IHU On-Line - Como podemos compreender a relação de Paulo com as mulheres que colaboraram e participaram de sua missão e sua visão sobre o lugar e a participação das mulheres nas comunidades eclesiais?

Valdir Marques - Pouco sabemos sobre o que Paulo ensinou sobre a mulher na Igreja porque seus escritos são parte mínima de seu legado. Erro comum nesta discussão é a falta de distinção dos âmbitos teológicos em que Paulo trata da mulher. Do ponto de vista da soteriologia, Paulo considera a mulher igual ao homem: a salvação é dada sem distinção a homem e mulher (Gl 3,28); do ponto de vista do ministério litúrgico, segue o judaísmo que subordinou a mulher ao homem (como em 1Cor 11,7). Do ponto de vista da atividade missionária, em suas comunidades deu a maior importância a líderes como Lídia (At 16,14.20), Evódia e Síntique em Filipos (Fl 4,2); sobre outras mulheres, ver Rm 16,1; Cl 4,15; At 18,18.26; Rm 16,3, além de nove mencionadas em Rm 16. Sobre isto é claro o artigo de Jean-Marie Aubert, “L´apôtre face aux femmes”, em Le Monde de la Bible: Paul de Tarse e voyageur du christianisme, hors série printemps 2008, p.14-17.

IHU On-Line - Quais são os principais elementos da teologia paulina que deveriam ser recuperados para um maior diálogo cultural hoje?
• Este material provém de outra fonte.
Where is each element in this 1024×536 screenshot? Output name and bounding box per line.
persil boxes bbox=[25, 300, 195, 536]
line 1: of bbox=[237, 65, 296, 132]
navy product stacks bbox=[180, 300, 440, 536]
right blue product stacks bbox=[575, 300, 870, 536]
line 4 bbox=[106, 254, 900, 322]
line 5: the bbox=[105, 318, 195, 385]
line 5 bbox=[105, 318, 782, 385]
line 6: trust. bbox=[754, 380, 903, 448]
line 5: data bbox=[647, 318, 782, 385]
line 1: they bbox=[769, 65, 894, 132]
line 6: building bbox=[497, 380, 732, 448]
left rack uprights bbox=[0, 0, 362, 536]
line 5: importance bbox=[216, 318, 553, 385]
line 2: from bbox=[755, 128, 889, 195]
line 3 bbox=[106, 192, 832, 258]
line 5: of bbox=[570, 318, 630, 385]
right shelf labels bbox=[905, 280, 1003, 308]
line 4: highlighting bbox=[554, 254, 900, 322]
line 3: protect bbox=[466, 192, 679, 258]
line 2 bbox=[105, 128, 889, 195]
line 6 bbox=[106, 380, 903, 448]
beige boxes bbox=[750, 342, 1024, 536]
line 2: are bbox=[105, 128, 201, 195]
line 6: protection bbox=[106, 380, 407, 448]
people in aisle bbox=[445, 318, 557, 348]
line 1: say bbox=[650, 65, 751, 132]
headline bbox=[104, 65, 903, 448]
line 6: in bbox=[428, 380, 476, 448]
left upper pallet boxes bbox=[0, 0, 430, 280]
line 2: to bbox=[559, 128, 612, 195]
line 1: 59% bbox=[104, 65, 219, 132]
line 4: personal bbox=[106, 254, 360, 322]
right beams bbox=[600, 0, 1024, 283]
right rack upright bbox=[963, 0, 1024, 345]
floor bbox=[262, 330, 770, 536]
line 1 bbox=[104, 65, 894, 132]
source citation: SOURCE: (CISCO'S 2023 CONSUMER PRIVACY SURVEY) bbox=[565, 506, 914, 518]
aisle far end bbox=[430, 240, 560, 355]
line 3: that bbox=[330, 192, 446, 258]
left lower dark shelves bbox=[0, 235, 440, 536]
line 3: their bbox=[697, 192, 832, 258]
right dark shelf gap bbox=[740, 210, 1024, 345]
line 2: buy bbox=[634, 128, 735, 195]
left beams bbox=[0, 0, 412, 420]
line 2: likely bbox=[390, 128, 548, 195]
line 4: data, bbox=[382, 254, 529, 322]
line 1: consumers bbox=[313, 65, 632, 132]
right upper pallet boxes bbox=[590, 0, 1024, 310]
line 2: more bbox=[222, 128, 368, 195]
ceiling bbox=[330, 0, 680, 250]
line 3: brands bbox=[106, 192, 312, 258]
Valdir Marques - A questão fé e razão permanece candente e intrigante. Paulo apenas acena para soluções em textos-chaves (Rm 1,19-20; 11,23; 1 Cor 1,17-30; 2,1-13; 3,19 com 12,8; 2Cor 1,12). A antropologia paulina, tão difícil de sintetizar, é um campo aberto para o diálogo com as antropologias atuais. Muito difícil de conduzir é o diálogo com o judaísmo sobre a cristologia paulina perante o pensamento monoteísta e messiânico. Porém, o problema mais desafiador de todos, porque do próprio cristianismo perante a cultura atual, é o da Encarnação e Ressurreição de Cristo.

IHU On-Line - Qual é a contribuição antropológica que Paulo apresenta na carta aos Romanos?

Valdir Marques - A antropologia de Romanos decorre da cristologia paulina. Rm 5,12-21 é o texto-chave. Remontando às origens do Gênero Humano e a queda no Pecado, Paulo encontra em Cristo o sentido da Criação, sendo Ele o Novo Adão. Conseqüentemente, o Cosmo verá as conseqüências desta Nova Criação em Cristo, num momento pelo qual anseia intensamente: ver a glória dos que antes eram apenas filhos de Adão transformados em filhos de Deus (Rm 8,18-22); todos seremos transformados na imagem do primogênito de Deus (Rm 8,29). Secundariamente a terminologia antropológica de Romanos (anthropos, soma, psyché, sarks, pneuma, thánatos, anástasis nekrôn) traz elementos próprios a serem entendidos em seu contexto.

IHU On-Line - A visão de mundo de Paulo não é um pouco apocalíptica? Como podemos compreendê-la melhor?

Valdir Marques - De fato, é bem pouco apocalíptica em relação ao Antigo Testamento e ao Apocalipse de João. São poucos os textos em que Paulo de Tarso recorre a elementos apocalípticos como em 1Ts 5, onde explica a Ressurreição dos mortos na Parusia. É clara sua concepção de uma Nova Criação que suplanta a Antiga (2Cor 5,17; Gl 6,15; Rm 8,20-22). Se no Antigo Testamento uma Nova Criação viria no fim da história, para Paulo de Tarso este fim já nos alcançou, tendo-se iniciado na Ressurreição de Jesus Cristo para ser pleno com a destruição da morte (1Cor 15,26.54).